La France n’échappa pas totalement à cette folie. Sur ordre de l’occupant, environ 3000 Tziganes furent internés en 1940, dans les camps d’Argelès-sur-Mer et du Barcarès, dans les Pyrénées Orientales. Si, chez nous, il n’y a pas eu déportations systématiques, le 15 janvier 1944, faut-il rappeler, 145 Tziganes, porteurs de la nationalité française, furent déportés de Belgique vers le camp d’Auschwitz-Birkenau.

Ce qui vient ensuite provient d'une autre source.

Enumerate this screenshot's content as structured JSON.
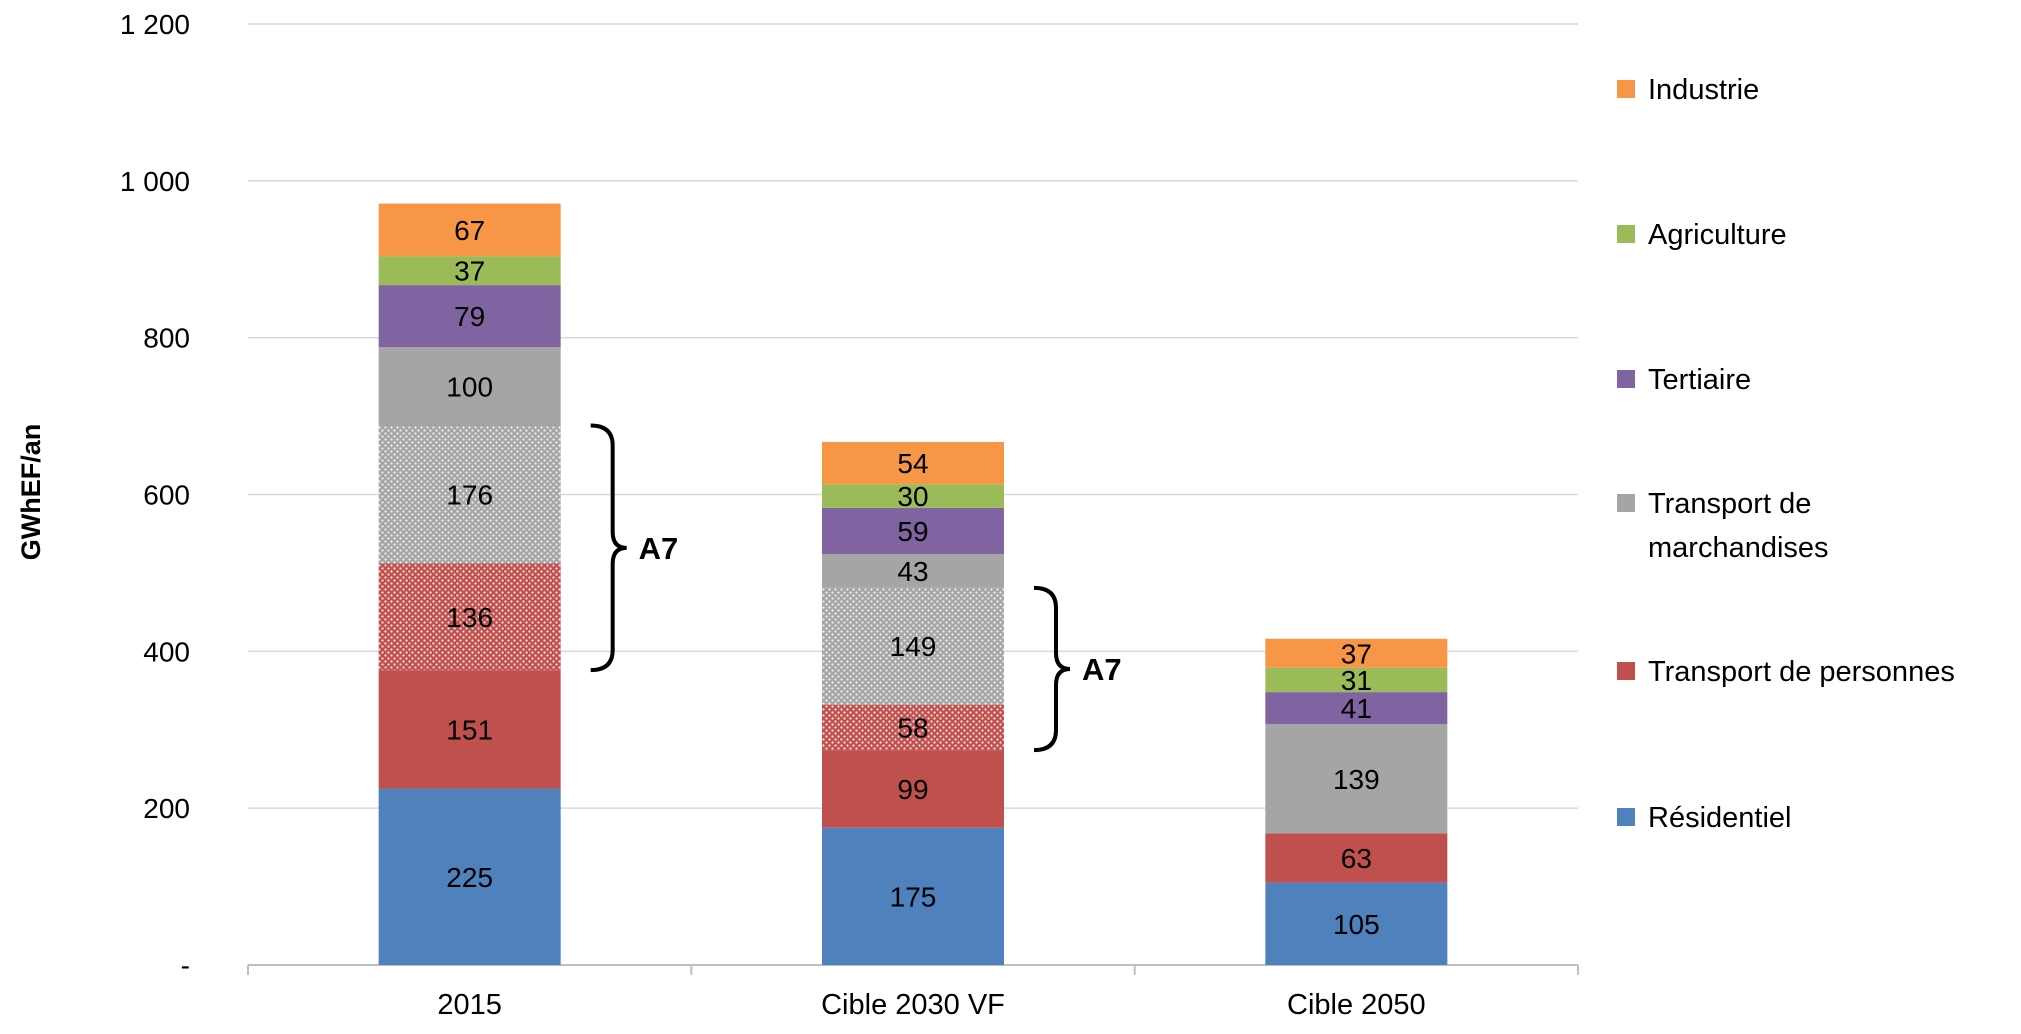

Les nazis, fiers de leur oeuvre, affirmèrent avoir exterminé la moitié des Tziganes vivant en Europe. Les historiens parlent de 240 000 morts. Pourtant, au procès de Nuremberg, on ne mentionna même pas cette « autre » Shoah. Sans entrer dans une compétition mémorielle, pourquoi parle-t-on toujours, jusqu’au harcèlement, de la « catastrophe » des uns et jamais de celle des autres ?

Jean Isnard

Notes


(1) Les Einsatzgruppen, ou Groupes d’intervention, étaient des unités paramilitaires chargées de la liquidation sur place des opposants, des Juifs et des Tziganes dans les territoires de l’Est où progressaient les armées allemandes. Ils étaient formés de SS et d’auxiliaires locaux.
(2) On est là dans la fantasmagorie nazie. Le nom d’Aryens, que donnait cette idéologie aux Allemands, est attesté dans plusieurs cultures. Parties au cours des millénaires de la steppe asiatique pour conquérir l’Europe et une partie de l’Asie, au moins certaines tribus indo-européennes, se reconnaissaient sous cette désignation. Son usage, encore actuel, en Iran et en Inde, servit aux nazis pour mettre sur pied une théorie raciale, reposant pour partie sur des mythes fabriqués. Ceci explique la polémique suscitée à propos des Tziganes.